The Waikato Biodiversity Forum will use a $110,000 grant received from Government to set up a biodiversity advisory service for the Waikato Region.

The grant is the largest announced jointly this week by Minister for the Environment Marian Hobbs and Conservation Minister, Chris Carter and is the first distribution of funding to improve indigenous biodiversity on private land.

In making the grant, the Ministers said the Advisory Service would meet Regional needs for a coordinated ‘gateway’ response for biodiversity information to landowners. The Waikato allocation is part of a total grant of $625,000 to be spent on a range of projects in the continuing implementation of the New Zealand Biodiversity Strategy.

Biodiversity Forum convenor Blair Dickie said the service would have a toll free number and a website, with operators able to answer basic questions, send out information and refer people to appropriate expertise and services to enhance biodiversity on their own land.

Volunteers will be trained to provide one-on-one advice and site visits. The service will be based in the Hamilton Environment Centre and is supported by a variety of agencies and interested stakeholders. The Forum, a national first, includes about 130 agencies and individuals, including Environment Waikato, Waikato University, DoC, district councils, tangata whenua, crown research institutes, Federated Farmers, conservation groups and organisations such as the Landcare Trust.

“The Biodiversity Forum is delighted we have been given the opportunity to progress this project that the community has told us is needed in the Region. It is one of a number of projects the Forum will be tackling over the next year.

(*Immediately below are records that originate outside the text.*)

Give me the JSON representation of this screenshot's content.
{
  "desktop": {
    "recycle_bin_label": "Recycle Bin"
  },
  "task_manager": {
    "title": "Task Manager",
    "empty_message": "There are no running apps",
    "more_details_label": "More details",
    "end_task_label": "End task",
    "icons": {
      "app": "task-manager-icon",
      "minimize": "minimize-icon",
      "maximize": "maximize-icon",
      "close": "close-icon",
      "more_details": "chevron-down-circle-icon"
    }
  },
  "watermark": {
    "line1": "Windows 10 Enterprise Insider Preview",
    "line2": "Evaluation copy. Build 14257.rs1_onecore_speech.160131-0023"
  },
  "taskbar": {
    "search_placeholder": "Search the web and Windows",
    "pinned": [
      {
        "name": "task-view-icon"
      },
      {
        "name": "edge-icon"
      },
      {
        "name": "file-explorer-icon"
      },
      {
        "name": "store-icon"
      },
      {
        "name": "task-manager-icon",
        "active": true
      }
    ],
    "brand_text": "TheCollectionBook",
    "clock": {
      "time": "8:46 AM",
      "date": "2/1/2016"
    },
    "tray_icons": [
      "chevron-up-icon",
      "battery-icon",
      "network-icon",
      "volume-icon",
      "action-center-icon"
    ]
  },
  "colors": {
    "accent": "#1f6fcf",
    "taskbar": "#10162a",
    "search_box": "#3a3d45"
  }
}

“We are working together on a long term vision to develop indigenous biodiversity, vital for New Zealand’s economic survival. These resources are what makes New Zealand different and everyone has a role to play in preserving them.

Blair Dickie said the Waikato Biodiversity Forum will be looking for restoration projects and habitat reconstruction ideas so we can turn the tide of declining native plants, animals and habitat in the Waikato.”